We want to know who to blame.
We want to know the details of their deaths to comfort us. The same details that are exceedingly painful for their loved ones to see in print and just try to absorb and deal with, that they cannot find any comfort in or escape from — we want those details broadcast to us as total fucking strangers so that we will feel better and safer and somehow chosen to stay alive, or tell ourselves we are somehow superior to falling prey to.
For me it takes the shape of highlighting their names and right clicking to do a “web search”, hoping to find an article that says they were the only occupant in a one vehicle collision: drugs or alcohol were involved. So then I can be happy and self-righteous: won’t happen to me, and thank god they didn’t take anyone else out with them.
For other people it goes an invasive step further: asking for and/or sharing those details in comment sections. With or without performative sympathy: being unapologetically entitled and demanding about it. How died???? What happened????
The worst, of course, is when these pretty-natural reactions are verbalized and/or put in writing for everyone to see: punk had it coming or IDK why everyone is feeling sorry for him when he could have killed someone or sorry but that was just dumb what did they think was going to happen or great another jumper making traffic stand still should’ve done it sooner why couldn’t they do it at night at home alone that’s what happens when you play with fire do drugs whatever.
I personally feel pretty strongly though that as long as you don’t show gore, accident scenes that teach communities something should be posted and published and spread around all over. Like … this is how this happened, and what we can do to avoid it happening again.

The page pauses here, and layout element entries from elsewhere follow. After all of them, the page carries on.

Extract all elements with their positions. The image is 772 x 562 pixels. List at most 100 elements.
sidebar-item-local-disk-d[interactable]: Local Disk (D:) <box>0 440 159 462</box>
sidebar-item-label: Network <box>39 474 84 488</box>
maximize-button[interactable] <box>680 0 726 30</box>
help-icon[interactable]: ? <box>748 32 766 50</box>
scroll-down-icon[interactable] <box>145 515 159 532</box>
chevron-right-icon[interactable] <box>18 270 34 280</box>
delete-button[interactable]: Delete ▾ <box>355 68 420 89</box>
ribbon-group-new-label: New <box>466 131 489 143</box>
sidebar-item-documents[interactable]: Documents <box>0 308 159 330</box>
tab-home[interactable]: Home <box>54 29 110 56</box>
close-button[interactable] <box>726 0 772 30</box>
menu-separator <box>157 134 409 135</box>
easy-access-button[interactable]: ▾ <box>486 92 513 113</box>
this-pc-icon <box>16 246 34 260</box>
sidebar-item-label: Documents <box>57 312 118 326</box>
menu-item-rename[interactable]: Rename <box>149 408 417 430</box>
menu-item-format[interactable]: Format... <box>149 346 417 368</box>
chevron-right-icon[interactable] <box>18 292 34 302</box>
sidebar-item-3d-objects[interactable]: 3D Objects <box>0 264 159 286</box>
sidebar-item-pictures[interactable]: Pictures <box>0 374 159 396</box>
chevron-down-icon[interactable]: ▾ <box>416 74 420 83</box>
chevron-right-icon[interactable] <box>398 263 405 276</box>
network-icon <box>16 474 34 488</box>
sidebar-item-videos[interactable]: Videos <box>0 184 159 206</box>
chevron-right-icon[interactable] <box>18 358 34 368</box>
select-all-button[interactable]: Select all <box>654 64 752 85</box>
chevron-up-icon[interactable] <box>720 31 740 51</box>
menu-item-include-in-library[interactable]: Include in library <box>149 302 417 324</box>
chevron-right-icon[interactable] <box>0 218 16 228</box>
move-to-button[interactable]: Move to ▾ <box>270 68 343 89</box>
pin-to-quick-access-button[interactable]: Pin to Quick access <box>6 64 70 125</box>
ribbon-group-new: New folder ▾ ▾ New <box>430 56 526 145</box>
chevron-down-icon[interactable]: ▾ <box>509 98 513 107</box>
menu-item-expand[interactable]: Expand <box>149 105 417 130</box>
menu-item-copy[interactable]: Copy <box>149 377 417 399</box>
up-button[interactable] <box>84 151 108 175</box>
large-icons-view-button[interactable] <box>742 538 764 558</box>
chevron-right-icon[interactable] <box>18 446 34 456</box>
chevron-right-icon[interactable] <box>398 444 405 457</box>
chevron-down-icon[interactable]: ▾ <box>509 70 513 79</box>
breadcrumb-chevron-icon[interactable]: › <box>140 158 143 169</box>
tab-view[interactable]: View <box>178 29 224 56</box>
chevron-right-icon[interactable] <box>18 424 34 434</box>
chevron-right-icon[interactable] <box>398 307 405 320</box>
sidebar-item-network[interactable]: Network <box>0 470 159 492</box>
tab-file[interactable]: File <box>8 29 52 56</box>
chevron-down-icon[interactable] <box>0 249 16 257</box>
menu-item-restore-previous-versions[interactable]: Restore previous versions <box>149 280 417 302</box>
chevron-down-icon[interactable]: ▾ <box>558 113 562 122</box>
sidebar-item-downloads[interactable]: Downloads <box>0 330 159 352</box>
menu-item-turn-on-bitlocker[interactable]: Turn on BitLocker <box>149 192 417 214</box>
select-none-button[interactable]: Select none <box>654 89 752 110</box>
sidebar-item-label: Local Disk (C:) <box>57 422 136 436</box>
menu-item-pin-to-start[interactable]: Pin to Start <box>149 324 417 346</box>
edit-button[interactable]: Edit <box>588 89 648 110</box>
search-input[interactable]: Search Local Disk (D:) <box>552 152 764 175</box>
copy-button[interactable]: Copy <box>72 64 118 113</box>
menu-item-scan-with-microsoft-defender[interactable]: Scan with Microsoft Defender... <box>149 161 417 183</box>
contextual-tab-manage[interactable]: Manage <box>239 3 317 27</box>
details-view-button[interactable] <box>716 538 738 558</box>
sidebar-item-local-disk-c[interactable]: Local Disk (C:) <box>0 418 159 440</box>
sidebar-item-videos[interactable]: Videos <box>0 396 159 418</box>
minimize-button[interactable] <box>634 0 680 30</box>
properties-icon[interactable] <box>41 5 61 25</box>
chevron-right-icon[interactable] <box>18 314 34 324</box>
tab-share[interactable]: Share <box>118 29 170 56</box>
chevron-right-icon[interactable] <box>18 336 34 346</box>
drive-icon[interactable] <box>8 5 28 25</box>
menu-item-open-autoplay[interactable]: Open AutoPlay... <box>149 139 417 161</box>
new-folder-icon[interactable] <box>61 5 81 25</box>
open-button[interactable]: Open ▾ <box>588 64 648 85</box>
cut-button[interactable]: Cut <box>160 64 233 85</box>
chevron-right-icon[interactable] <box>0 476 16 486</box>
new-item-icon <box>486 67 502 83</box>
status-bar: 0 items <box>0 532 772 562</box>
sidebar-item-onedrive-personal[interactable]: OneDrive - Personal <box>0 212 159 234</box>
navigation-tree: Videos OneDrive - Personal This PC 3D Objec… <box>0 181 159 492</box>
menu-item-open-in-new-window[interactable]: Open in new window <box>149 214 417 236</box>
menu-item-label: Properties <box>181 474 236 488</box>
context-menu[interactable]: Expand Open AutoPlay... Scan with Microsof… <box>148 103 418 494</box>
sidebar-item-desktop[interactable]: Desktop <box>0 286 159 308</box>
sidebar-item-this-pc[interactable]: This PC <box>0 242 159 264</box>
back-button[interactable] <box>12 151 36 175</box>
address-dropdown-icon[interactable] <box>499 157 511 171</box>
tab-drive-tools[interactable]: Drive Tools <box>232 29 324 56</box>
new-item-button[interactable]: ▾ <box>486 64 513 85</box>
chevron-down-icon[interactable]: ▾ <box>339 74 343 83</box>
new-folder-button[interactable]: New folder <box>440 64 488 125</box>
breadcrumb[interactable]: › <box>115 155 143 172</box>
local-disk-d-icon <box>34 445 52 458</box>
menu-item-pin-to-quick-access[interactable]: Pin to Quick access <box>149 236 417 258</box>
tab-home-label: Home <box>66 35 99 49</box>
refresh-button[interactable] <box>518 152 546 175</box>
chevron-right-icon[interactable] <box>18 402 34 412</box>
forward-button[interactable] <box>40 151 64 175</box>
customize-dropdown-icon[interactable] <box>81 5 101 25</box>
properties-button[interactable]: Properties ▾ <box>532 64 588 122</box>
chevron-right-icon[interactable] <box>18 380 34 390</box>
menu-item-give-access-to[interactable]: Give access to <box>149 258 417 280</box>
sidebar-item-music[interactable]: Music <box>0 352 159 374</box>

It’s natural to want to know more about death. To want to understand. To want to handle and inspect the specifics when so much about dying is vague and intangible. To find some evidence that we are less at risk than others, and that our number is nowhere next to being up when there are so many other people who should (and will, clearly) come before us with their high risk lifestyles peer pressure bad influences failure to go get that checked out and wrong places wrong times that we can probably easily steer clear of just by sitting at home safely, staring at our screens. Judging and inquiring. Commenting and searching.